Promotion of agricultural and rural development, as well as poverty eradication in developing countries, especially in Africa, has always been a priority of China’s foreign aid.
“If China can do it for a billion-plus people, then, certainly, there are many lessons, practices, experiences which can apply to the African continent,” he said, noting that China and Africa had walked the same pathway in the same century.
AGRA, Cox said, is interested in escalating the partnership between China and Africa to make it relevant to millions of farmers rather than focusing on individual and small projects.
AGRA is part of a number of agricultural-based partnerships and projects involving China, including a highly successful venture in Mozambique which supports rice production. Cox said this was a prime example of applying Chinese knowledge and technology and adapting it to a situation in Africa.
“Using Chinese know-how combined with African partners made it possible to double the rice yields over a fairly short period of time and that is the kind of thing that we want to see,” Cox said.
Such results mean Mozambique could potentially tackle a rice shortfall it usually experiences of between an estimated 400,000 and 600,000 tonnes.
In 2018, a study by the UN revealed China’s agricultural foreign assistance projects have resulted in increased food production and income for smallholder farmers in Mozambique, as well as Guinea.
“African farmers want to see themselves transformed from subsistence agriculture to small and medium-sized farms, at the very least, and to see large-scale commercial initiatives starting to work better. It means giving African farmers access to the same opportunities and choices that farmers in China, the U.S. or Europe might have.”
“It (AGRA involvement in China-Africa partnerships) has been a very deep partnership with excellent results. We want to see it go big. We want to see Chinese knowledge and expertise applied on a wide scale across the continent.”
The growth of Africa’s agriculture also represents a win-win situation for both China and Africa as China, already Africa’s second-largest importer of agricultural products, continues to increase its agricultural imports from the continent.

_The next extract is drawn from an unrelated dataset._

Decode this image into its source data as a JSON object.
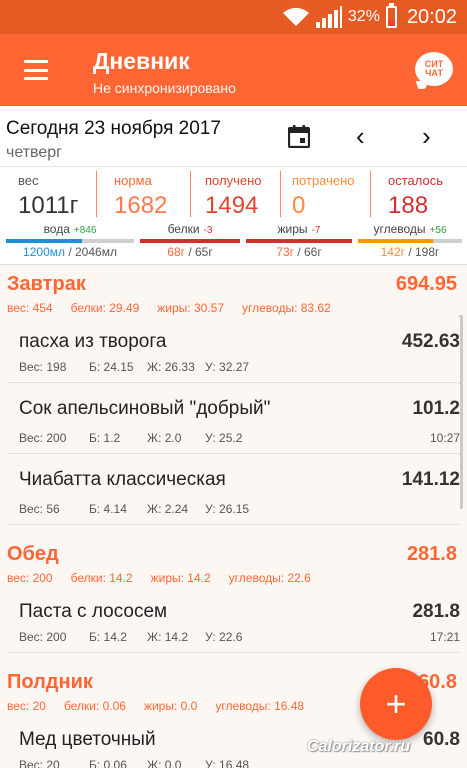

A report from China’s Ministry of Commerce in January revealed Chinese imports of agricultural products from African countries expanded 4.4 percent year on year in the first 11 months of 2020, marking four consecutive years of positive growth.
Despite Africa’s food security coming under threat recently, particularly in the last year, Cox said the future of the continent’s agricultural sector, with China’s assistance, was not one doomed to repeated failures and crises.
“At AGRA, we are extremely optimistic that Africa’s agriculture can transform. It will not, probably, transform by itself and that is where these partnerships come in. The tremendous scale of the achievement of the Chinese experience shows that hundreds of millions of people can be taken out of poverty by getting the right kind of investments, policies and enabling environment for agriculture,” he said.
“This is what Africa needs, that is where the partnership is going.”
He, however, cautioned that such a transformation will take time and not happen in the space of a couple of years.
With China taking a leading role in preparing for the UN Food Systems Summit later this year, Cox believes an opportune moment to seriously review the workings of Africa’s food systems should be seized upon.
“That shared experience and partnership that we are seeing, including through AGRA, means Chinese support will be extremely helpful in preparing African governments to think about the kinds of food systems, the kinds of resilience that we need to see, especially in the face of climate change.”